In an e-mail yesterday, Binder countered  each point. Among her responses were these:
First, she says, "We made many attempts to contact hospitals well in advance as a courtesy and to request their feedback" and sent a letter to each CEO and the AHA on May 4 for help reaching each hospital.  "Almost 1,000 hospitals contacted us in May in response to our letter."

Second, Binder underscores that the measurement strategy was determined by nine of the nation's top safety experts, including Lucian Leape, MD, of Harvard; John Birkmeyer, MD, of the University of Michigan; Peter Pronovost, MD, of Johns Hopkins University; Robert Wachter, MD, of the University of California San Francisco and Ashish Jha, MD, of Harvard.

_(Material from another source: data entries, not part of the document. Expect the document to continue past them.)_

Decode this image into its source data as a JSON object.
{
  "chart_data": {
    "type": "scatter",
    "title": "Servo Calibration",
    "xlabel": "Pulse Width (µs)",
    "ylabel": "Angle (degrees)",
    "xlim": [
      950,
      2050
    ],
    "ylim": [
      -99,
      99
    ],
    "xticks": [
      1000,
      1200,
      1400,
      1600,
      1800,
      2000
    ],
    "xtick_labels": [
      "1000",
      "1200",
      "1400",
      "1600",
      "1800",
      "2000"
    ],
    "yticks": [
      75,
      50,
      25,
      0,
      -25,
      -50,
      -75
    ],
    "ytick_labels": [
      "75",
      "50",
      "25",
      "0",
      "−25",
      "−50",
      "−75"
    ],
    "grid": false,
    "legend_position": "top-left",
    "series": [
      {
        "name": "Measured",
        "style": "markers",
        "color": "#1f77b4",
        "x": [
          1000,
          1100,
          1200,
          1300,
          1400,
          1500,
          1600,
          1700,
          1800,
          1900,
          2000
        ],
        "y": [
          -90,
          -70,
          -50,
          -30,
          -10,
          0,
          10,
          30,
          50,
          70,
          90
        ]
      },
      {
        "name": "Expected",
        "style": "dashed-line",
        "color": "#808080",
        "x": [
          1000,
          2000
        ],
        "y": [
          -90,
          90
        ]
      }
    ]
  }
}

"In the long run, it is likely we will set fixed safety standards and grade hospitals against those standards, but first we need better information about what standards are reasonable and feasible. We can only know that through comparative analysis right now," she says.

The fact of the matter, she says, is that "there are significant differences among hospitals in their level of safety, and that is what is reflected in the score."

Binder says that if and when Medicare stops reporting on a measure, or the expert panel concludes it's no longer eligible for the Hospital Safety Score, "we will remove it."

As she told me several weeks ago when she described the purpose of this new scorecard: "People deserve to know that some hospitals are safer than others."